Someone Stole One Of Bryan Cranston’s Final Eight ‘Breaking Bad’ Scripts

The final eight episodes of Breaking Bad won’t air until this summer, but anticipation levels are already going through the roof around here. Everybody has questions that they want/need answered, most notably about what will happen to Bryan Cranston’s character, Walter White, as the show wraps itself up and floats off to TV Heaven. It hasn’t quite captured the zeitgest like the questions about Tony’s fate heading into the final season of The Sopranos, but still, for the show’s die hard viewers, it’s at least that important. Which brings me to this interesting little tidbit: Earlier this month, someone stole of one Bryan Cranston’s final eight scripts.

Please involve grappling hooks and laser sensors. PLEASE.

Lead actor Bryan Cranston reported someone broke his car window and took a shoulder bag which had his iPad and a copy of his “Breaking Bad” script on March 1, according to the criminal complaint. [KOAT]

Dammit. Every time I hear about a story like this I expect an elaborate Pierce Brosnan-style heist with gizmos and fancy ladies in ball gowns and unexplained jaunts to the Caribbean, and every time it’s just some dildo throwing a rock through a car window. This is bullsh-t. I bet he wasn’t even wearing a tuxedo.

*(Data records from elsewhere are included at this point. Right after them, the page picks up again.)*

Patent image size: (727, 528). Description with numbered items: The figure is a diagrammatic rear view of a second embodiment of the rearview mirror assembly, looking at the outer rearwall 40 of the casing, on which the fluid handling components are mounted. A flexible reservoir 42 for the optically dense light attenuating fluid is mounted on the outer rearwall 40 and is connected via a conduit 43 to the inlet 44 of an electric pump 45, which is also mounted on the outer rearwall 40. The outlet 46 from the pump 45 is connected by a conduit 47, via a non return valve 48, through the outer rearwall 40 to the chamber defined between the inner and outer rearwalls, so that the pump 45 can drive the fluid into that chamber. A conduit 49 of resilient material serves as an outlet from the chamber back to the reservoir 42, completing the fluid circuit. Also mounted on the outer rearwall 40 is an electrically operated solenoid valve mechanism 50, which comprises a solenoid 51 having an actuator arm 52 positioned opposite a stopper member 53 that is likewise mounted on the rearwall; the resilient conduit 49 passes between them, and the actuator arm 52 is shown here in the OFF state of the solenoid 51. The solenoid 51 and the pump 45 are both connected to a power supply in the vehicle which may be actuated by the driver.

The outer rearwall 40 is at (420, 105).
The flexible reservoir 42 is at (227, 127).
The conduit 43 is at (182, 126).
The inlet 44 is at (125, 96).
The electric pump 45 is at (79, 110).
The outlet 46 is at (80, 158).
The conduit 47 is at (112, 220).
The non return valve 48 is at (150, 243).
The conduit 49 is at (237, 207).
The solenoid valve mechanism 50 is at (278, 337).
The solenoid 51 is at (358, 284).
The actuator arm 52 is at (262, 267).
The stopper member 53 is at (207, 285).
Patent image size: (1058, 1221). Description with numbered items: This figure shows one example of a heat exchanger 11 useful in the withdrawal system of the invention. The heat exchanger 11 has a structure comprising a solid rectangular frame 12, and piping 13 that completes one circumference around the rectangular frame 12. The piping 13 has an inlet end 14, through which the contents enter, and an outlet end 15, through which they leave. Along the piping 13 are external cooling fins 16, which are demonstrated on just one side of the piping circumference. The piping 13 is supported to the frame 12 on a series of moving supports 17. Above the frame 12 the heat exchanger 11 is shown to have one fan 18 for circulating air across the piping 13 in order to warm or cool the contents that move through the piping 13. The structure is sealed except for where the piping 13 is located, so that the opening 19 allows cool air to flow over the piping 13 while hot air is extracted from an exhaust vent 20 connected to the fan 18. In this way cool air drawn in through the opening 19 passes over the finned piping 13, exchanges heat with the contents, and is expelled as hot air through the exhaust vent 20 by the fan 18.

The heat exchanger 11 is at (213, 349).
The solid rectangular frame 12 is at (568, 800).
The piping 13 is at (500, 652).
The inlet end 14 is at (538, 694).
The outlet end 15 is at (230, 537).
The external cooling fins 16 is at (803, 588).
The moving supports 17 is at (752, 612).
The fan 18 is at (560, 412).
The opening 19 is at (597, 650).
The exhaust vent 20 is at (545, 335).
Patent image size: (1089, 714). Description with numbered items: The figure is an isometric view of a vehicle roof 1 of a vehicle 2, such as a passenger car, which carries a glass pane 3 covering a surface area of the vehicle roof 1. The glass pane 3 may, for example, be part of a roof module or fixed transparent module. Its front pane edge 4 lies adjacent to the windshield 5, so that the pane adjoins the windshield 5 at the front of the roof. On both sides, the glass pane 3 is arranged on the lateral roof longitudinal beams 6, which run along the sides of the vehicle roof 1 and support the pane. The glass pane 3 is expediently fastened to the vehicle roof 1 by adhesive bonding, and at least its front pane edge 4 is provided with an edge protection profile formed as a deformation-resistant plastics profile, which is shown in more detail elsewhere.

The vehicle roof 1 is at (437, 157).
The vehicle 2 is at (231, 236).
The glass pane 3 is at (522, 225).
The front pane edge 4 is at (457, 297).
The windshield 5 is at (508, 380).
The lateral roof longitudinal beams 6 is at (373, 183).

Court documents reveal one of Cranston’s employees, Taryn Feingold, was contacted by a confidential informant. That informant detailed a local bar conversation, where a man was bragging about how he broke into a vehicle at the Sandia Crest, and had an iPad and script from the “Breaking Bad” series.

Xavier McAfee was arrested Saturday for the burglary, according to arrest records.

The Bernalillo County Sheriff’s Office said the script hasn’t been recovered and the investigation is ongoing.

Anyway, this is obviously big news, because if this dildo (excuse me, alleged dildo) scanned all the pages into his computer and uploaded them to Google Docs, he could straight-up ruin a pretty significant chunk of Vince Gilligan’s next couple months by pressing two or three buttons on his smartphone. I mean, it could be a fake script. That’s something that happens. But it could also be one that contains sensitive information about the fate of one or more of the show’s characters, and it would suck if all that leaked.

At least with Brosnan we’d know he’s a gentleman thief who would never release it to the public. No, he’s just having a little fun. He’ll put it back in Cranston’s car eventually, probably with witty little notes added in the margins. The *POOF* he’s off to Monaco.

But you can never tell with these dildos, man.